In the output above, you get a PH test for each \(\beta\) and for the overall model (GLOBAL). How do you interpret these results?

In addition, we should check for extreme and influential observations and assess linearity in the relationship between the log-hazard and individual predictors. For details, consult the on-line appendix to Fox’s Companion to Applied Regression.

15.4 Homework assignment

In the course folder, you will find a dataset nations.csv, which contains UN data on infant mortality in 207 countries and per capita gross domestic product (GDP). You will notice that the GDP for each country has been log-transformed (column name = logGDP). Economists often choose to work with log-transformed incomes. You just need to understand that a log transformation doesn’t affect the direction of any regression relationships, since income and log(income) always increase/ decrease together. As you learned in high school, the relationship looks like this:

Columns in the dataset include

infant.mortality = infant deaths per 1000 live births
logGDP = natural log of the per capita gross domestic product measured in US dollars.
TFR = total fertility rate (number of children per mother \(\equiv\) family size )
contraception = proportion of population with access to family planning programs
region = Africa, Europe, Americas, Asia, or Oceania
nation = country (a label, not a predictor)

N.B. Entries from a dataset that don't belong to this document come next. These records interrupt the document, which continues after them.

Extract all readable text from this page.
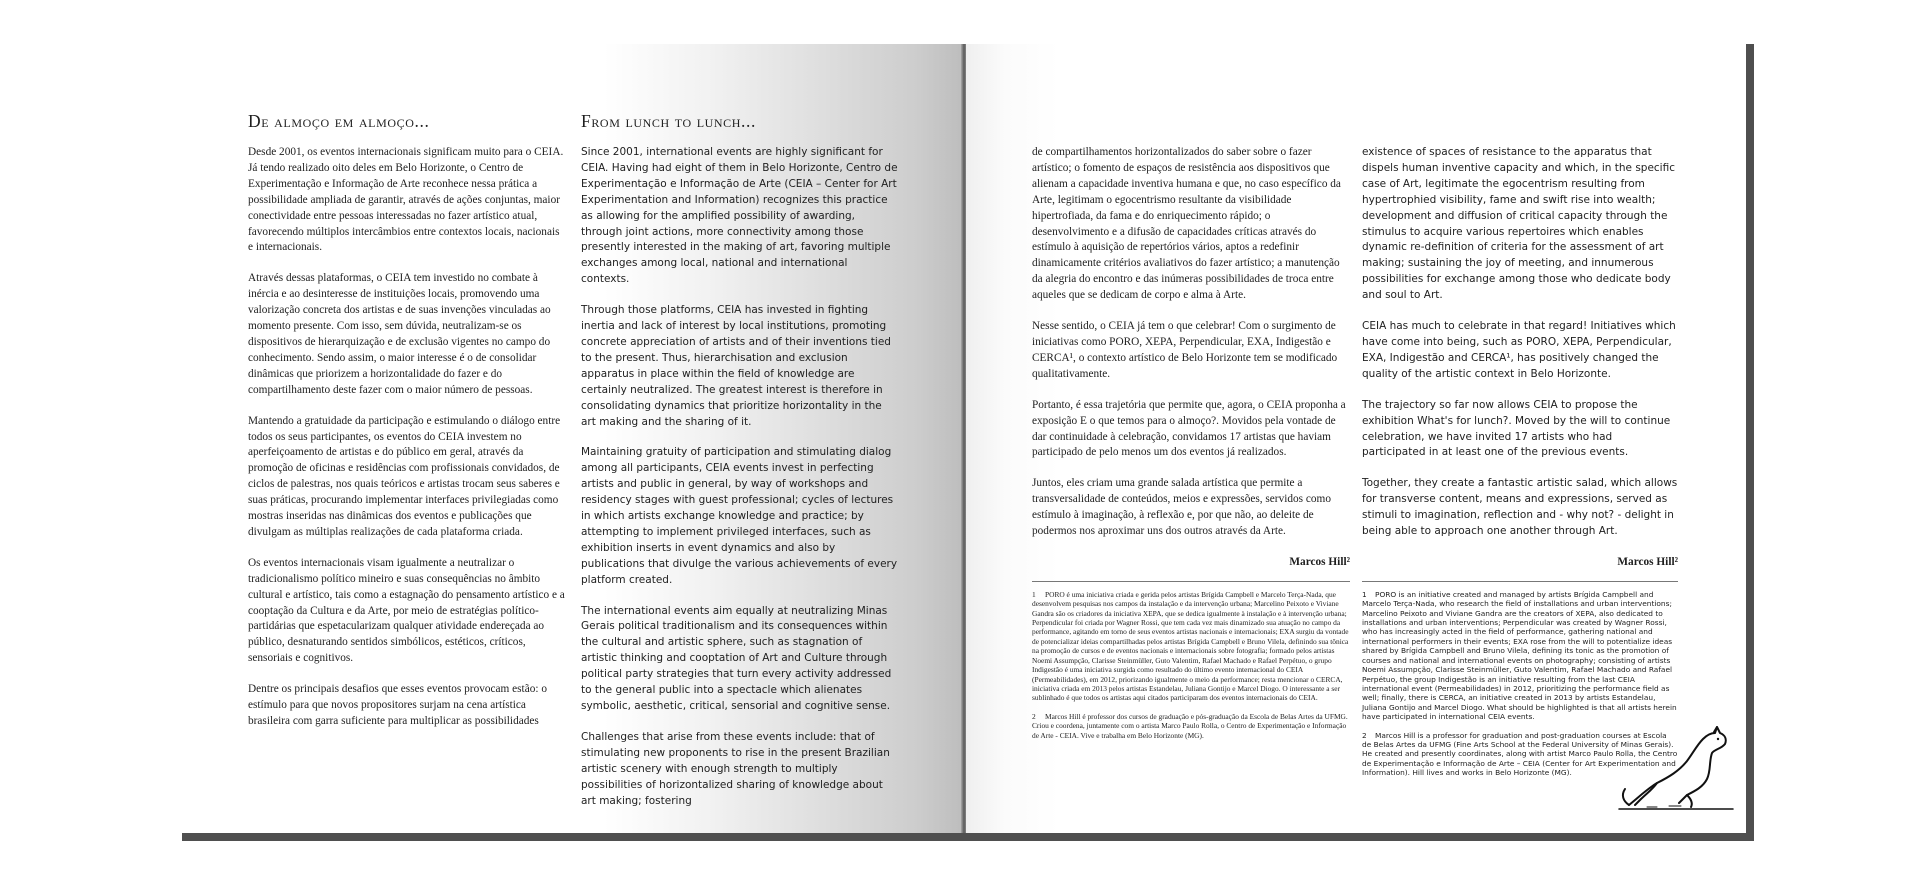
De almoço em almoço...

Desde 2001, os eventos internacionais significam muito para o CEIA. Já tendo realizado oito deles em Belo Horizonte, o Centro de Experimentação e Informação de Arte reconhece nessa prática a possibilidade ampliada de garantir, através de ações conjuntas, maior conectividade entre pessoas interessadas no fazer artístico atual, favorecendo múltiplos intercâmbios entre contextos locais, nacionais e internacionais.

Através dessas plataformas, o CEIA tem investido no combate à inércia e ao desinteresse de instituições locais, promovendo uma valorização concreta dos artistas e de suas invenções vinculadas ao momento presente. Com isso, sem dúvida, neutralizam-se os dispositivos de hierarquização e de exclusão vigentes no campo do conhecimento. Sendo assim, o maior interesse é o de consolidar dinâmicas que priorizem a horizontalidade do fazer e do compartilhamento deste fazer com o maior número de pessoas.

Mantendo a gratuidade da participação e estimulando o diálogo entre todos os seus participantes, os eventos do CEIA investem no aperfeiçoamento de artistas e do público em geral, através da promoção de oficinas e residências com profissionais convidados, de ciclos de palestras, nos quais teóricos e artistas trocam seus saberes e suas práticas, procurando implementar interfaces privilegiadas como mostras inseridas nas dinâmicas dos eventos e publicações que divulgam as múltiplas realizações de cada plataforma criada.

Os eventos internacionais visam igualmente a neutralizar o tradicionalismo político mineiro e suas consequências no âmbito cultural e artístico, tais como a estagnação do pensamento artístico e a cooptação da Cultura e da Arte, por meio de estratégias político-partidárias que espetacularizam qualquer atividade endereçada ao público, desnaturando sentidos simbólicos, estéticos, críticos, sensoriais e cognitivos.

Dentre os principais desafios que esses eventos provocam estão: o estímulo para que novos propositores surjam na cena artística brasileira com garra suficiente para multiplicar as possibilidades

From lunch to lunch...

Since 2001, international events are highly significant for CEIA. Having had eight of them in Belo Horizonte, Centro de Experimentação e Informação de Arte (CEIA – Center for Art Experimentation and Information) recognizes this practice as allowing for the amplified possibility of awarding, through joint actions, more connectivity among those presently interested in the making of art, favoring multiple exchanges among local, national and international contexts.

Through those platforms, CEIA has invested in fighting inertia and lack of interest by local institutions, promoting concrete appreciation of artists and of their inventions tied to the present. Thus, hierarchisation and exclusion apparatus in place within the field of knowledge are certainly neutralized. The greatest interest is therefore in consolidating dynamics that prioritize horizontality in the art making and the sharing of it.

Maintaining gratuity of participation and stimulating dialog among all participants, CEIA events invest in perfecting artists and public in general, by way of workshops and residency stages with guest professional; cycles of lectures in which artists exchange knowledge and practice; by attempting to implement privileged interfaces, such as exhibition inserts in event dynamics and also by publications that divulge the various achievements of every platform created.

The international events aim equally at neutralizing Minas Gerais political traditionalism and its consequences within the cultural and artistic sphere, such as stagnation of artistic thinking and cooptation of Art and Culture through political party strategies that turn every activity addressed to the general public into a spectacle which alienates symbolic, aesthetic, critical, sensorial and cognitive sense.

Challenges that arise from these events include: that of stimulating new proponents to rise in the present Brazilian artistic scenery with enough strength to multiply possibilities of horizontalized sharing of knowledge about art making; fostering

de compartilhamentos horizontalizados do saber sobre o fazer artístico; o fomento de espaços de resistência aos dispositivos que alienam a capacidade inventiva humana e que, no caso específico da Arte, legitimam o egocentrismo resultante da visibilidade hipertrofiada, da fama e do enriquecimento rápido; o desenvolvimento e a difusão de capacidades críticas através do estímulo à aquisição de repertórios vários, aptos a redefinir dinamicamente critérios avaliativos do fazer artístico; a manutenção da alegria do encontro e das inúmeras possibilidades de troca entre aqueles que se dedicam de corpo e alma à Arte.

Nesse sentido, o CEIA já tem o que celebrar! Com o surgimento de iniciativas como PORO, XEPA, Perpendicular, EXA, Indigestão e CERCA¹, o contexto artístico de Belo Horizonte tem se modificado qualitativamente.

Portanto, é essa trajetória que permite que, agora, o CEIA proponha a exposição E o que temos para o almoço?. Movidos pela vontade de dar continuidade à celebração, convidamos 17 artistas que haviam participado de pelo menos um dos eventos já realizados.

Juntos, eles criam uma grande salada artística que permite a transversalidade de conteúdos, meios e expressões, servidos como estímulo à imaginação, à reflexão e, por que não, ao deleite de podermos nos aproximar uns dos outros através da Arte.

Marcos Hill²

1 PORO é uma iniciativa criada e gerida pelos artistas Brígida Campbell e Marcelo Terça-Nada, que desenvolvem pesquisas nos campos da instalação e da intervenção urbana; Marcelino Peixoto e Viviane Gandra são os criadores da iniciativa XEPA, que se dedica igualmente à instalação e à intervenção urbana; Perpendicular foi criada por Wagner Rossi, que tem cada vez mais dinamizado sua atuação no campo da performance, agitando em torno de seus eventos artistas nacionais e internacionais; EXA surgiu da vontade de potencializar ideias compartilhadas pelos artistas Brígida Campbell e Bruno Vilela, definindo sua tônica na promoção de cursos e de eventos nacionais e internacionais sobre fotografia; formado pelos artistas Noemi Assumpção, Clarisse Steinmüller, Guto Valentim, Rafael Machado e Rafael Perpétuo, o grupo Indigestão é uma iniciativa surgida como resultado do último evento internacional do CEIA (Permeabilidades), em 2012, priorizando igualmente o meio da performance; resta mencionar o CERCA, iniciativa criada em 2013 pelos artistas Estandelau, Juliana Gontijo e Marcel Diogo. O interessante a ser sublinhado é que todos os artistas aqui citados participaram dos eventos internacionais do CEIA.

2 Marcos Hill é professor dos cursos de graduação e pós-graduação da Escola de Belas Artes da UFMG. Criou e coordena, juntamente com o artista Marco Paulo Rolla, o Centro de Experimentação e Informação de Arte - CEIA. Vive e trabalha em Belo Horizonte (MG).

existence of spaces of resistance to the apparatus that dispels human inventive capacity and which, in the specific case of Art, legitimate the egocentrism resulting from hypertrophied visibility, fame and swift rise into wealth; development and diffusion of critical capacity through the stimulus to acquire various repertoires which enables dynamic re-definition of criteria for the assessment of art making; sustaining the joy of meeting, and innumerous possibilities for exchange among those who dedicate body and soul to Art.

CEIA has much to celebrate in that regard! Initiatives which have come into being, such as PORO, XEPA, Perpendicular, EXA, Indigestão and CERCA¹, has positively changed the quality of the artistic context in Belo Horizonte.

The trajectory so far now allows CEIA to propose the exhibition What's for lunch?. Moved by the will to continue celebration, we have invited 17 artists who had participated in at least one of the previous events.

Together, they create a fantastic artistic salad, which allows for transverse content, means and expressions, served as stimuli to imagination, reflection and - why not? - delight in being able to approach one another through Art.

Marcos Hill²

1 PORO is an initiative created and managed by artists Brígida Campbell and Marcelo Terça-Nada, who research the field of installations and urban interventions; Marcelino Peixoto and Viviane Gandra are the creators of XEPA, also dedicated to installations and urban interventions; Perpendicular was created by Wagner Rossi, who has increasingly acted in the field of performance, gathering national and international performers in their events; EXA rose from the will to potentialize ideas shared by Brígida Campbell and Bruno Vilela, defining its tonic as the promotion of courses and national and international events on photography; consisting of artists Noemi Assumpção, Clarisse Steinmüller, Guto Valentim, Rafael Machado and Rafael Perpétuo, the group Indigestão is an initiative resulting from the last CEIA international event (Permeabilidades) in 2012, prioritizing the performance field as well; finally, there is CERCA, an initiative created in 2013 by artists Estandelau, Juliana Gontijo and Marcel Diogo. What should be highlighted is that all artists herein have participated in international CEIA events.

2 Marcos Hill is a professor for graduation and post-graduation courses at Escola de Belas Artes da UFMG (Fine Arts School at the Federal University of Minas Gerais). He created and presently coordinates, along with artist Marco Paulo Rolla, the Centro de Experimentação e Informação de Arte – CEIA (Center for Art Experimentation and Information). Hill lives and works in Belo Horizonte (MG).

By treating infant mortality as the dependent variable (y) and logGDP as the predictor of primary interest, develop a main effects regression model for predicting infant mortality rates though exploratory analysis. Distinguish numeric and categorical predictors. Why can you not use nation as a predictor? For easier interpretation, you may want to make “Americas” or “Europe” the reference category for region.

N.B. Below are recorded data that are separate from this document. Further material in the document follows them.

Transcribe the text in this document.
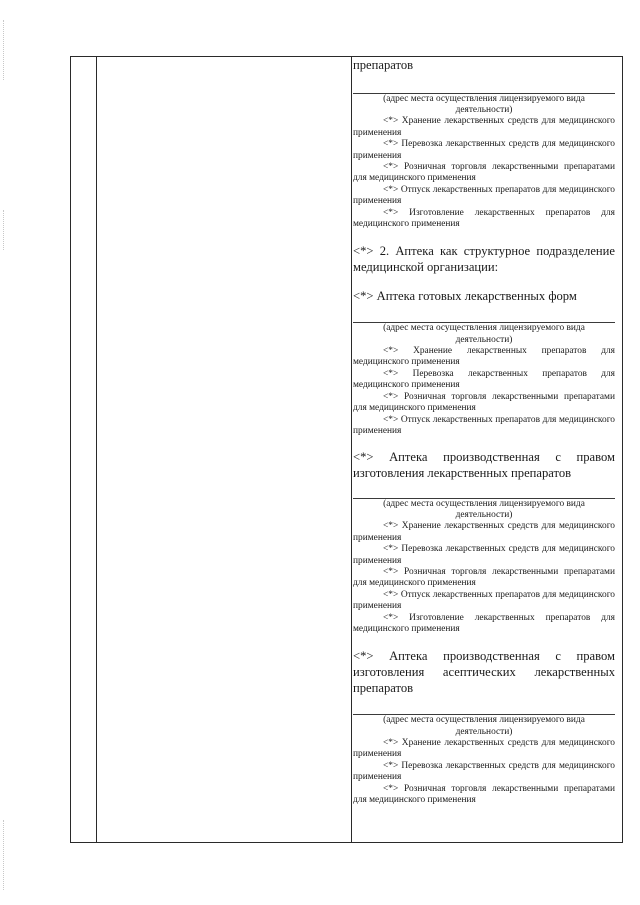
препаратов
(адрес места осуществления лицензируемого вида деятельности)
<*> Хранение лекарственных средств для медицинского применения
<*> Перевозка лекарственных средств для медицинского применения
<*> Розничная торговля лекарственными препаратами для медицинского применения
<*> Отпуск лекарственных препаратов для медицинского применения
<*> Изготовление лекарственных препаратов для медицинского применения
<*> 2. Аптека как структурное подразделение медицинской организации:
<*> Аптека готовых лекарственных форм
(адрес места осуществления лицензируемого вида деятельности)
<*> Хранение лекарственных препаратов для медицинского применения
<*> Перевозка лекарственных препаратов для медицинского применения
<*> Розничная торговля лекарственными препаратами для медицинского применения
<*> Отпуск лекарственных препаратов для медицинского применения
<*> Аптека производственная с правом изготовления лекарственных препаратов
(адрес места осуществления лицензируемого вида деятельности)
<*> Хранение лекарственных средств для медицинского применения
<*> Перевозка лекарственных средств для медицинского применения
<*> Розничная торговля лекарственными препаратами для медицинского применения
<*> Отпуск лекарственных препаратов для медицинского применения
<*> Изготовление лекарственных препаратов для медицинского применения
<*> Аптека производственная с правом изготовления асептических лекарственных препаратов
(адрес места осуществления лицензируемого вида деятельности)
<*> Хранение лекарственных средств для медицинского применения
<*> Перевозка лекарственных средств для медицинского применения
<*> Розничная торговля лекарственными препаратами для медицинского применения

Explain in your own words the meaning of the regression coefficients their p-values.
What is the relationship between infant mortality and logGDP?
What is the relationship between infant mortality and access to family planning?
What is the relationship between infant mortality and family size?
What is the relationship between infant mortality and geographic region?
Are these causal relationships? Why or why not?
Explain the meaning of the R² statistic for the fitted model. Was the value surprising?
Bonus¹: Economists often prefer studying the effects of income (e.g. GDP) after first taking the logarithm. Why do you think we used the log transform here? If you’re not sure, convert logGDP back to GDP, and plot the relationship between infant mortality and per capita GDP. Since this is a natural logarithm, you can recover the original GDP (in US dollars per person) via GDP = e^logGDP = exp(logGDP).
Bonus²: If you’re feeling particularly ambitious, perform some basic diagnostic tests to assess model validity e.g. examine the residual plots and exclude problems with collinearity. What are they telling you?